1. ## Converging Subsequence

Let x_n be a bounded sequence and let x=sup {x_n: n is a natural number} and let x_n < x for all n. Prove there is a subsequence convergent to x.

2. ## Re: Converging Subsequence

Originally Posted by veronicak5678
Let x_n be a bounded sequence and let x=sup {x_n: n is a natural number} and let x_n < x for all n. Prove there is a subsequence convergent to x.

First shoe that $\displaystyle \forall M \in \mathbb{Z}^+ \, \exists k \in (x_n)$ such that $\displaystyle k \in (x-\frac{1}{N},x)$. Denote this $\displaystyle k$ as $\displaystyle x_{n_M}$.

now show that the subsequence $\displaystyle (x_{n_M})$ converges to $\displaystyle x.$

3. ## Re: Converging Subsequence

Thanks for the help.
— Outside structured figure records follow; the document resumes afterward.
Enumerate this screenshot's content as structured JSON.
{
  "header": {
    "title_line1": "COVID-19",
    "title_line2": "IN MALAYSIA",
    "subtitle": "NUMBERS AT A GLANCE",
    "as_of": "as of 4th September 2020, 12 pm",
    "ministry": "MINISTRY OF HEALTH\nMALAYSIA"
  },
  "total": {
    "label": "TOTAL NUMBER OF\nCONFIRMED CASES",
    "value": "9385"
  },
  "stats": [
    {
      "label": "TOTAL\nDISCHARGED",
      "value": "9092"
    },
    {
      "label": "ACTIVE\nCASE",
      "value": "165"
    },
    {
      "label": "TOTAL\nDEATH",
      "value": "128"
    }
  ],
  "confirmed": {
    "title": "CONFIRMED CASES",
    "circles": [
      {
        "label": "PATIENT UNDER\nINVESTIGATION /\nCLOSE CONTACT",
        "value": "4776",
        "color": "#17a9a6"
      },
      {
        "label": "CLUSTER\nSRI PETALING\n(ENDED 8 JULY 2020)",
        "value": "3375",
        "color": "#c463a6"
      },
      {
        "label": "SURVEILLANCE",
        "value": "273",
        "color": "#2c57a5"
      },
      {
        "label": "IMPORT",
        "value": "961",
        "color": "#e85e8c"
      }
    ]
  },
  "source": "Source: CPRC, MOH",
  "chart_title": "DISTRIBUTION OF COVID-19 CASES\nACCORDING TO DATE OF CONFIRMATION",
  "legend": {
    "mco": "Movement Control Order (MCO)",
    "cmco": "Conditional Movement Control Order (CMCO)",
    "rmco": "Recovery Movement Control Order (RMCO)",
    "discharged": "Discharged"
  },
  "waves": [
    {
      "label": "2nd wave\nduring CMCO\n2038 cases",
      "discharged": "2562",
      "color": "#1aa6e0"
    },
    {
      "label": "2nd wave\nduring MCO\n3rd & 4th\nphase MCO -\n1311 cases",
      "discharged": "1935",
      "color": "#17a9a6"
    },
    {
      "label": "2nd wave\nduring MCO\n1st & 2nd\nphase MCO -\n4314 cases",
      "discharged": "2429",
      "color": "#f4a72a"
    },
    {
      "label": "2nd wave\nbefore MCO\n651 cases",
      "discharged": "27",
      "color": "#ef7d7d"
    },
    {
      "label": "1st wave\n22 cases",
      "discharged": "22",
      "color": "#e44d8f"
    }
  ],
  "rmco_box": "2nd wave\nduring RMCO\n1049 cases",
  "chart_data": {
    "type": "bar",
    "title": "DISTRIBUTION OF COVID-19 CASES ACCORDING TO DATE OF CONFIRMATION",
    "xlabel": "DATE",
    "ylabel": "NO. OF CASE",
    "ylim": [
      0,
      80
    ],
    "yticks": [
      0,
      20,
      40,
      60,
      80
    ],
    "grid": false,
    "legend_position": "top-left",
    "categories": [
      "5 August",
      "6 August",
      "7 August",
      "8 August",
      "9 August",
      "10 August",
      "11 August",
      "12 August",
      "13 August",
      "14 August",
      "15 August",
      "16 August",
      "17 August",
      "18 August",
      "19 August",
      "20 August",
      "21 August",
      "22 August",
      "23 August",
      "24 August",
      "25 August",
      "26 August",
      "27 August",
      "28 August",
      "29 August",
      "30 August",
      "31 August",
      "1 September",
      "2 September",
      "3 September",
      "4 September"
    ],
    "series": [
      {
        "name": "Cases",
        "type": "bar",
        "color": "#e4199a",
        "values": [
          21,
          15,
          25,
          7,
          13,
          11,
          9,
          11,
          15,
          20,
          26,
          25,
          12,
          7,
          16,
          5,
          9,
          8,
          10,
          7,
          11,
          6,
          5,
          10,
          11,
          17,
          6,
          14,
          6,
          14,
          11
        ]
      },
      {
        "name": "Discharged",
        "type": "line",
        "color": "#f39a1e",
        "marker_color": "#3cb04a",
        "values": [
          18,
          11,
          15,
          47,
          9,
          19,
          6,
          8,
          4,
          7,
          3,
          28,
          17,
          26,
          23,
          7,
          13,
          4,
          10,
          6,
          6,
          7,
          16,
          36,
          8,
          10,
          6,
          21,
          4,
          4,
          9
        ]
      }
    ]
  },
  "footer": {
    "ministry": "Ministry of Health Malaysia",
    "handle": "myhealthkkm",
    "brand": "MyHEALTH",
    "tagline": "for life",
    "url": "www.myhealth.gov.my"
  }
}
That makes sense now, but how do I come up with things like that? I never know where to start these proofs.

4. ## Re: Converging Subsequence

You should have noticed that the key to the condition "x_n< x for all n" is that no member of the sequence is equal to x. For example, if {x_n}= {1/n} then x= sup {1/n}= 1 but {1/n} is a sequence converging to 0 so has no subsequence converging to 1. Now, the fact, that x is a sup but NOT a maximum should lead you to what abhishekkgp did.

5. ## Re: Converging Subsequence

I see. I'm trying to think more like that. Thanks for the answers.